I believe there is a survival instinct that helps us forget how good summer is during the winter months.

We took a drive up to Echo Lake on Mt. Desert Island, a place where steep cliffs overlook a sandy beach and the clear, cool lake. After a few minutes in the lake, I got out, dried off and sat whittling in my camp chair. There was this feeling that came over me, watching the kids splash each other, feeling the warmth seep into my bones as I dried.

"All's well," said the feeling.

It's impossible to even comprehend something like winter on one of these perfect summer days.

We took five days off as a family and spent almost every minute of it camping, fishing, swimming, reading, bookstore browsing and relaxing. We did not watch TV and we did not play videogames, and you know what? We didn't miss it. Not even the 11-year-old.

Wesley and I had some time to bond. I bought him his own Swiss Army knife for our camping trip, along with a compass and magnifying glass. The items were listed as required gear in the "Dangerous Book for Boys." Like every boy who ever received these items, he was immediately sure he was ready to live in the wild the rest of his days. He was self-sufficient. He was Tom Sawyer, MacGyver and Rambo all in one.

However, after a few days of fishing with nothing to show for it in our bucket, I'm not sure we would last all that long without provisions from the camp store. Actually, I'm kind of glad we didn't get much more than a nibble.

After watching a video on how to clean a fish the other day that had me throwing up in my mouth, it was just as well. Instead, we got the experience of waking up early in our tent, gathering the gear and walking down to the lake.

Wesley and I both got our hands dirty putting the worms on our hooks. Then it was all about casting, enjoying the sunshine and untangling the fishing line.

Samantha, the six-year-old, and my wife, Christine, preferred the camp pool to the lake. "Watch me go underwater," Sami would say, only to say it again five seconds later.

She would hold her nose, go under and pop up again a second or two later, her blond hair slicked back like a seal's head. She gulped water every once in a while and coughed, but never worried about dunking her head again.

"Want to see me do the dead man's float?" she chirped. She would put her hands out and hover, face-down in the water, like a shipwreck victim, then come up giggling.

At night, Christine and I wondered what the crackling sounds were in the trees above the tent.

As usual, I had a hard time starting the fire with the green wood they sell you. I barely got enough of a blaze to roast our marshmallows.

In the middle of the night, I awoke and sat up startled in my sleeping bag. There was an orange flickering glow in front of the tent. Some spark had been smoldering among the logs for hours, and now, when I no longer wanted it, a perfect little campfire was crackling.

One thing I was determined to do this year was take the kids on a boat ride. I have fond memories of my Dad rowing Mom and me around Brewer Lake when I was a little kid and looking down through the water on a sunny day, thinking the abyss below went all the way to the Earth's core. One of the oars from that boat later became our family Christmas tree, as I have written about before.
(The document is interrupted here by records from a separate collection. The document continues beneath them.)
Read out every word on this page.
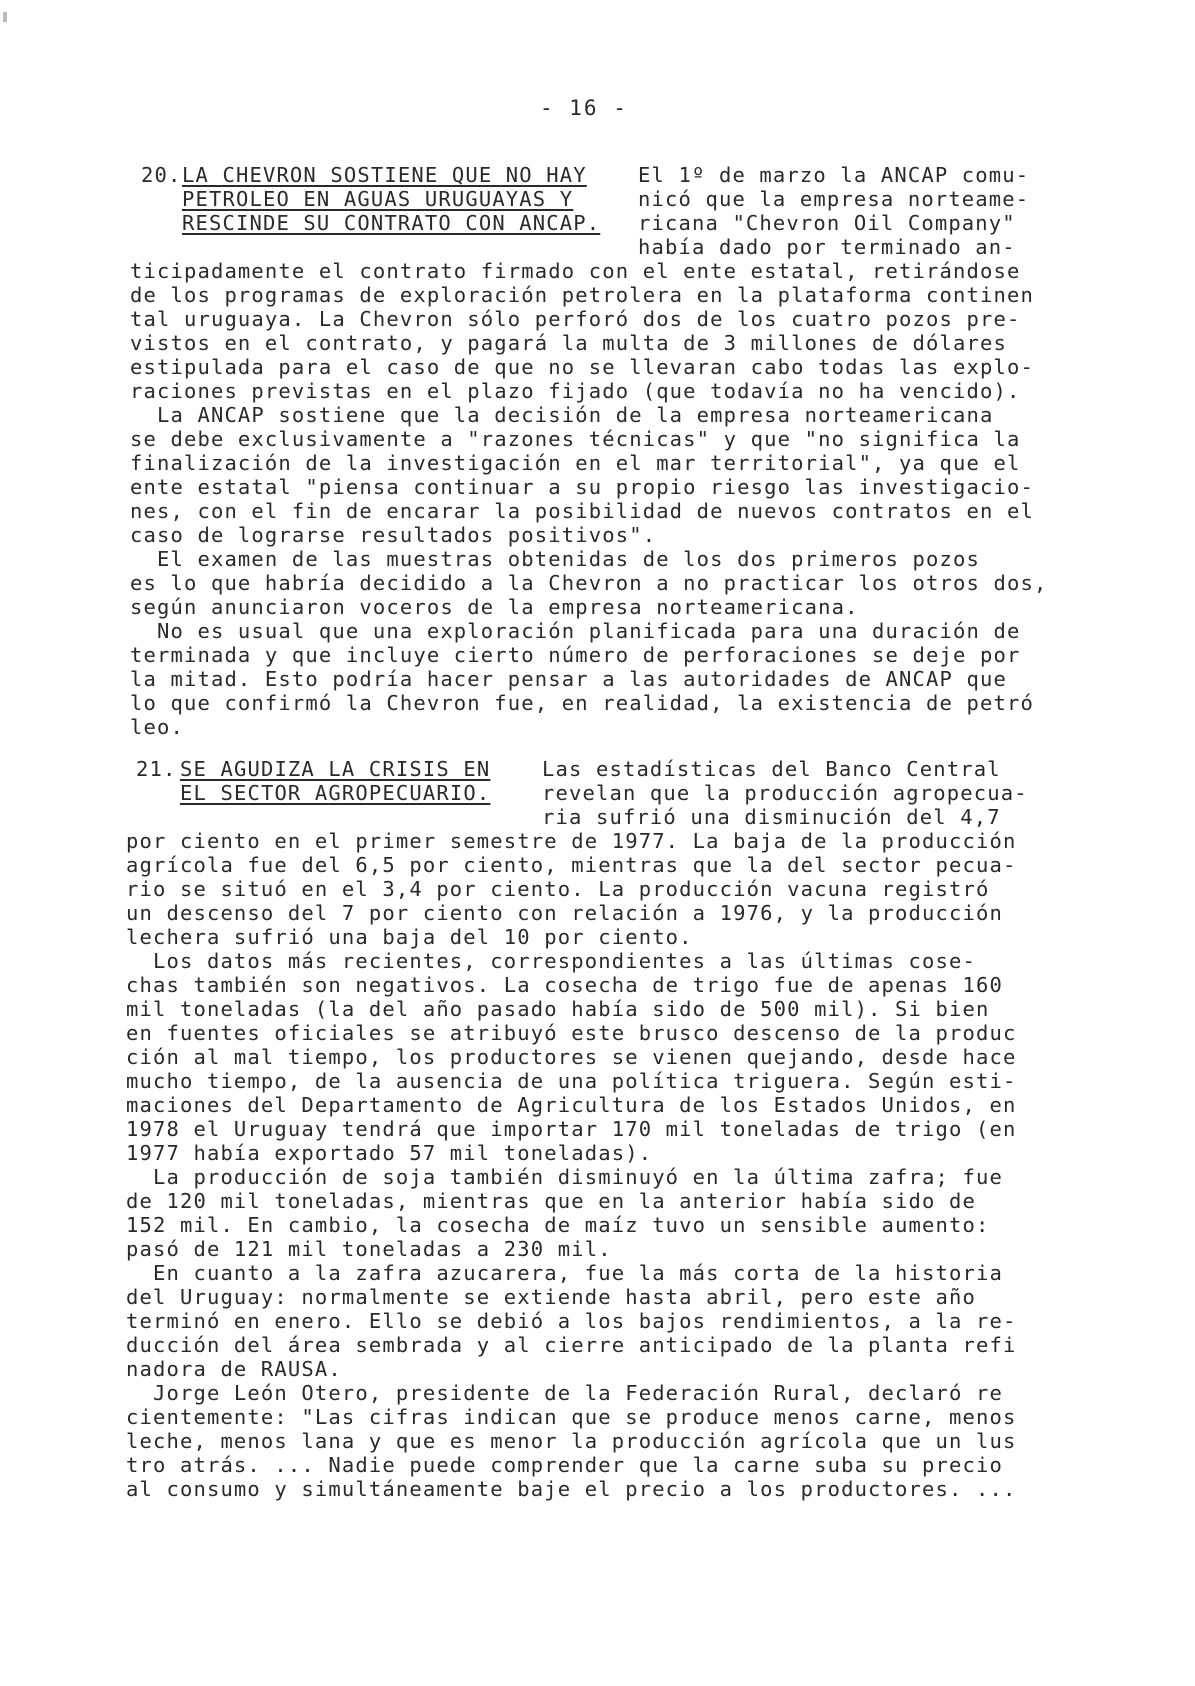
- 16 -
20. LA CHEVRON SOSTIENE QUE NO HAY
PETROLEO EN AGUAS URUGUAYAS Y
RESCINDE SU CONTRATO CON ANCAP.
El 1º de marzo la ANCAP comu-
nicó que la empresa norteame-
ricana "Chevron Oil Company"
había dado por terminado an-
ticipadamente el contrato firmado con el ente estatal, retirándose
de los programas de exploración petrolera en la plataforma continen
tal uruguaya. La Chevron sólo perforó dos de los cuatro pozos pre-
vistos en el contrato, y pagará la multa de 3 millones de dólares
estipulada para el caso de que no se llevaran cabo todas las explo-
raciones previstas en el plazo fijado (que todavía no ha vencido).
La ANCAP sostiene que la decisión de la empresa norteamericana
se debe exclusivamente a "razones técnicas" y que "no significa la
finalización de la investigación en el mar territorial", ya que el
ente estatal "piensa continuar a su propio riesgo las investigacio-
nes, con el fin de encarar la posibilidad de nuevos contratos en el
caso de lograrse resultados positivos".
El examen de las muestras obtenidas de los dos primeros pozos
es lo que habría decidido a la Chevron a no practicar los otros dos,
según anunciaron voceros de la empresa norteamericana.
No es usual que una exploración planificada para una duración de
terminada y que incluye cierto número de perforaciones se deje por
la mitad. Esto podría hacer pensar a las autoridades de ANCAP que
lo que confirmó la Chevron fue, en realidad, la existencia de petró
leo.
21. SE AGUDIZA LA CRISIS EN
EL SECTOR AGROPECUARIO.
Las estadísticas del Banco Central
revelan que la producción agropecua-
ria sufrió una disminución del 4,7
por ciento en el primer semestre de 1977. La baja de la producción
agrícola fue del 6,5 por ciento, mientras que la del sector pecua-
rio se situó en el 3,4 por ciento. La producción vacuna registró
un descenso del 7 por ciento con relación a 1976, y la producción
lechera sufrió una baja del 10 por ciento.
Los datos más recientes, correspondientes a las últimas cose-
chas también son negativos. La cosecha de trigo fue de apenas 160
mil toneladas (la del año pasado había sido de 500 mil). Si bien
en fuentes oficiales se atribuyó este brusco descenso de la produc
ción al mal tiempo, los productores se vienen quejando, desde hace
mucho tiempo, de la ausencia de una política triguera. Según esti-
maciones del Departamento de Agricultura de los Estados Unidos, en
1978 el Uruguay tendrá que importar 170 mil toneladas de trigo (en
1977 había exportado 57 mil toneladas).
La producción de soja también disminuyó en la última zafra; fue
de 120 mil toneladas, mientras que en la anterior había sido de
152 mil. En cambio, la cosecha de maíz tuvo un sensible aumento:
pasó de 121 mil toneladas a 230 mil.
En cuanto a la zafra azucarera, fue la más corta de la historia
del Uruguay: normalmente se extiende hasta abril, pero este año
terminó en enero. Ello se debió a los bajos rendimientos, a la re-
ducción del área sembrada y al cierre anticipado de la planta refi
nadora de RAUSA.
Jorge León Otero, presidente de la Federación Rural, declaró re
cientemente: "Las cifras indican que se produce menos carne, menos
leche, menos lana y que es menor la producción agrícola que un lus
tro atrás. ... Nadie puede comprender que la carne suba su precio
al consumo y simultáneamente baje el precio a los productores. ...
We all walked down to the camp boathouse where I was treated to a scene right out of a Rockwell painting. The boathouse man, Mr. Charon let's call him, was sitting there playing cribbage at his rough-wood bench. Oars and bright orange life-preservers festooned the walls.

"The wind's just coming off the lake," he said. "You're going to row and row and get nowhere."

In a moment of Griswoldian ardor for family memory-making, I refused to take advice. Our vessel was to be an aluminum rowboat with a puddle under the seats. Samantha promptly had her thumb crushed between the hull and the dock as she tried to hold the boat steady while her mother got in. We put Wesley up front and he was immediately worried.

Mr. Charon came out onto the dock as we were rowing away and said, "I'll help him out. Ready everybody? Row, row, row your boat!" He sang, grinning. Probably took me for an out-of-stater.

"Dad!" Wesley kept hollering. "I don't think you're supposed to go that way. You're running into the rope. Dad!"

Now I know why ship's captains in movies are always so grumpy, yelling at the crew and calling them scoundrels and what-have-you.

This boat did not want to be steered. Its favorite direction was in a circle. Mr. Charon's predictions were correct, but I rowed on, taking us down the shoreline, past the tents and the people grilling meat. We rounded a horn of land and the kids were absolutely moaning with fear. They had that much faith in my nautical capabilities.

"You're going too far!" Sami wailed.

We could see the hot dogs on the grills at camp!

My hands began to ache almost immediately, and I found myself thinking of that Far Side cartoon where the man on the slave barge hollers that he thinks he might have a splinter.

With much effort and a few near collisions, we arrived back at the boathouse. Mr. Charon was still grinning and playing cribbage.

Alas, all good things end, and we came home to Rockland after a few days, feeling much more relaxed.

As I pulled a fish hook out of my flip-flop, I considered it a badge of honor. We didn't catch any fish, but we also didn't let the summer get away.